A Canadian cat café, Catfé, has run out of cats! They’ve all been adopted. Great. Success. But you can’t have a cat café without cats so they had to shut temporarily. The café is in Vancouver and it the city’s first (and only?) cat café. The owner is Michelle Furbacher. She has to be a great cat loving lady,
At the outset, this cat café decided to be a kind of cat adoption agency. A cat café is a great place to meet and interact with cats: warm and inviting. You are bound to get some bonding going on which will lead to the cat café customer asking if she/he can adopt.
“All cats at Catfé will be available for adoption, with a focus on getting cats out of shelter cages, rather than taking them out of foster homes,” (Furbacher).
I love the mentality. It is focused on cat rescue/adoption as a major part of the objectives of the café. I wonder, though, if this is the standard for all cat cafés; to actively promote cat adoptions because, as has happened, if the adoption process proves to be very successful you need a good supply of rescue cats from a shelter. Perhaps this is the last of their worries. Most shelters are full and overflowing.
However, you could understand if a cat café didn’t allow adoptions because the bottom line is that they are meant to be profit making businesses. You can’t give away the company’s assets all the time! But hey, it is so nice to hear about this. Anyway, I am sure that allowing adoptions is a good business decision as it brings in customers wishing to adopt and have a chat with friends over a coffee at the same time.
Customers and cat lovers of this establishment don’t have to be too concerned as there will be a new intake of kitties in the not to distant future. Eleven kitties were adopted in the first three weeks after opening. This story is a great one and something cat rescue organisations might like to take note off.

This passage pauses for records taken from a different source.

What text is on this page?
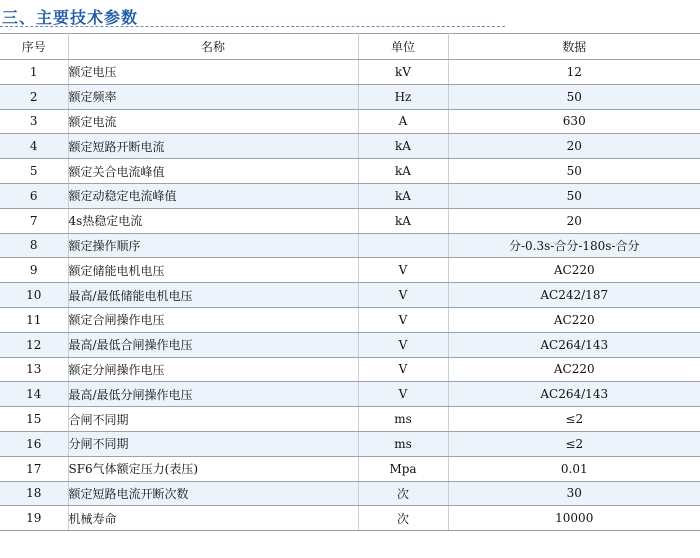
三、主要技术参数
序号	名称	单位	数据
1	额定电压	kV	12
2	额定频率	Hz	50
3	额定电流	A	630
4	额定短路开断电流	kA	20
5	额定关合电流峰值	kA	50
6	额定动稳定电流峰值	kA	50
7	4s热稳定电流	kA	20
8	额定操作顺序		分-0.3s-合分-180s-合分
9	额定储能电机电压	V	AC220
10	最高/最低储能电机电压	V	AC242/187
11	额定合闸操作电压	V	AC220
12	最高/最低合闸操作电压	V	AC264/143
13	额定分闸操作电压	V	AC220
14	最高/最低分闸操作电压	V	AC264/143
15	合闸不同期	ms	≤2
16	分闸不同期	ms	≤2
17	SF6气体额定压力(表压)	Mpa	0.01
18	额定短路电流开断次数	次	30
19	机械寿命	次	10000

It begs the question whether cat rescue organisations should open cat cafés themselves if they have sufficient funds to do so, as a great place to “market” cats to the public. Is that a weird idea?
It also proves that the environment in which potential adopters meet their future cat companion is important. If it is relaxed and pleasant – therefore conducive to adopting – the cat will be more relaxed and therefore more desirable and the potential adopter will be more likely to adopt. It makes me wonder what the ambience of the usual meeting place, where person meets cat, is like in cat rescue facilities. Are they always pleasant?
“When they’re in such a big space like this they get to really explore and claim their own territory, and really show their personality,” Michelle Furbacher said about her cats
Also it gives rescue cats the chance to socialise and get used to humans again if they were unsure.
This is such a nice story of successful cat rescue. This café works with the B.C. SPCA (British Columbia SPCA). It would be nice to know what they think about this. They need praising too – enlightened thinking and a nice business collaboration.